Trois crises voisines et simultanées qui représentent trois défis différents pour l’État égyptien. « Le retrait de Bouteflika en Algérie présente des parallèles solides avec ce qui s’est passé en Égypte en 2011 et le gouvernement égyptien espère sans doute que l’armée algérienne maintiendra son emprise et ne permettra pas une véritable transition politique », souligne Michele Dunne, chercheuse et directrice du programme du Moyen-Orient de l’institut Carnegie à Washington, contactée par L’Orient-Le Jour.
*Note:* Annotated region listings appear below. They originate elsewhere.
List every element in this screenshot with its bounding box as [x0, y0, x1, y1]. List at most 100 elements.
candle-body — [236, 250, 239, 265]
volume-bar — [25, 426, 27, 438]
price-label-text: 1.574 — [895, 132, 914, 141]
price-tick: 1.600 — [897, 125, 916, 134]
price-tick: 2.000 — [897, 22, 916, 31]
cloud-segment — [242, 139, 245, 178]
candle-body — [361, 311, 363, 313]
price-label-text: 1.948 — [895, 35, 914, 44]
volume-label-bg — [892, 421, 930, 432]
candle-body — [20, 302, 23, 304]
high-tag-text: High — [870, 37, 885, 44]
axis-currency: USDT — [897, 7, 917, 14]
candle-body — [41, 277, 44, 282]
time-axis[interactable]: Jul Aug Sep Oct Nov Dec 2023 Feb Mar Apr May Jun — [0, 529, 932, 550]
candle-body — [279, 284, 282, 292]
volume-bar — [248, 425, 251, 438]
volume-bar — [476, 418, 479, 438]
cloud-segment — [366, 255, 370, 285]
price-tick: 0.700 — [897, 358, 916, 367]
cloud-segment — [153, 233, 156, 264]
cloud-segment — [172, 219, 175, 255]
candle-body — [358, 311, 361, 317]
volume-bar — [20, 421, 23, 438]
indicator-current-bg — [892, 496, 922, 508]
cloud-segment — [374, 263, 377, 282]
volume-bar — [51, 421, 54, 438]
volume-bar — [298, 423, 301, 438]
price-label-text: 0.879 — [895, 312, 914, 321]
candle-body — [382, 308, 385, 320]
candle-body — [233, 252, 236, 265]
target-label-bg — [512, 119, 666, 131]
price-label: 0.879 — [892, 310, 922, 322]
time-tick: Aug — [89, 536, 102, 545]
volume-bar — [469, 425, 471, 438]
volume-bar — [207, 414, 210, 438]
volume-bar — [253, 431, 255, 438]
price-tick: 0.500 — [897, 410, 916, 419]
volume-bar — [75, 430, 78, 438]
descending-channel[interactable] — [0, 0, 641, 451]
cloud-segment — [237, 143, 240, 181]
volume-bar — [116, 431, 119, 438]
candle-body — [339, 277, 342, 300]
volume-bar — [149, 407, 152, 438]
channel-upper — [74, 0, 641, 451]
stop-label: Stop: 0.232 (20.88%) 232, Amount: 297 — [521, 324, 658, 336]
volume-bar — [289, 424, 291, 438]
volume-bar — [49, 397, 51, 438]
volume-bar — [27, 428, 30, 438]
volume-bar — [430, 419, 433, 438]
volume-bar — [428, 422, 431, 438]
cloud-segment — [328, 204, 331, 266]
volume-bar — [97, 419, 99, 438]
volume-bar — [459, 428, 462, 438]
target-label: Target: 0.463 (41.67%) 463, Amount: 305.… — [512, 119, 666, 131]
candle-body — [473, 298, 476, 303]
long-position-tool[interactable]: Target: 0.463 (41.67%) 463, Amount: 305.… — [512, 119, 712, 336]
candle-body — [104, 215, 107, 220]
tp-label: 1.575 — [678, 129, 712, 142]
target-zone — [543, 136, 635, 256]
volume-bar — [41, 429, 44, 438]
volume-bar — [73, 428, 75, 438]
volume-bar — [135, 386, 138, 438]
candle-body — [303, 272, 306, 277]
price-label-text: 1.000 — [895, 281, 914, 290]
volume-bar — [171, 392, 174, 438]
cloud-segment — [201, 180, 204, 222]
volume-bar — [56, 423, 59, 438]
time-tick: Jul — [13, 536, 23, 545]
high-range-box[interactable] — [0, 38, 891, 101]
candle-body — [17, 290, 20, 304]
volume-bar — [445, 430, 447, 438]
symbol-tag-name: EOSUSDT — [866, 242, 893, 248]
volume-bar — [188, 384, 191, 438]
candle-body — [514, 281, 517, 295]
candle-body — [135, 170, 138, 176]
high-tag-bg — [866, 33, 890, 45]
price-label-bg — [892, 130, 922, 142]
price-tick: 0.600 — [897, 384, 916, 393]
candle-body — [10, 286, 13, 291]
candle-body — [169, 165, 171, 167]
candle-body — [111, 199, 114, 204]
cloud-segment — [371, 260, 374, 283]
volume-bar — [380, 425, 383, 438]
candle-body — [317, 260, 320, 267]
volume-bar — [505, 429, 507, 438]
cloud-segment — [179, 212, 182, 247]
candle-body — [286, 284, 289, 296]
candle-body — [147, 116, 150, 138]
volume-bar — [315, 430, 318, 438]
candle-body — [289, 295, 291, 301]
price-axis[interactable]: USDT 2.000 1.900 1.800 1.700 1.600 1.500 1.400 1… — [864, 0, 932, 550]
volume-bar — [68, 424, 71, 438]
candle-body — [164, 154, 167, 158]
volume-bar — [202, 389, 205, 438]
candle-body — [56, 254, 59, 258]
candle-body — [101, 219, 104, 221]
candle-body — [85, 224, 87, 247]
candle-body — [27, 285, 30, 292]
Huit ans après la tempête du printemps arabe qui avait soufflé sur la célèbre place Tahrir du Caire, le gouvernement égyptien craint que la soif de démocratie et de transparence des Algériens ne fasse ressurgir une contestation jusqu’alors matée par l’autocratie égyptienne. « Une nouvelle vague de soulèvements en Égypte, comme en 2011 ou en 2013, pourrait affaiblir le régime et le rendre vulnérable à une nouvelle crise ayant des implications et un lien avec d’autres tensions régionales – comme en Libye ou au Mali », affirme à L’OLJ Giuseppe Dentice, chercheur associé au Centre du Moyen-Orient et de l’Afrique du Nord à l’Institut italien d’études politiques internationales.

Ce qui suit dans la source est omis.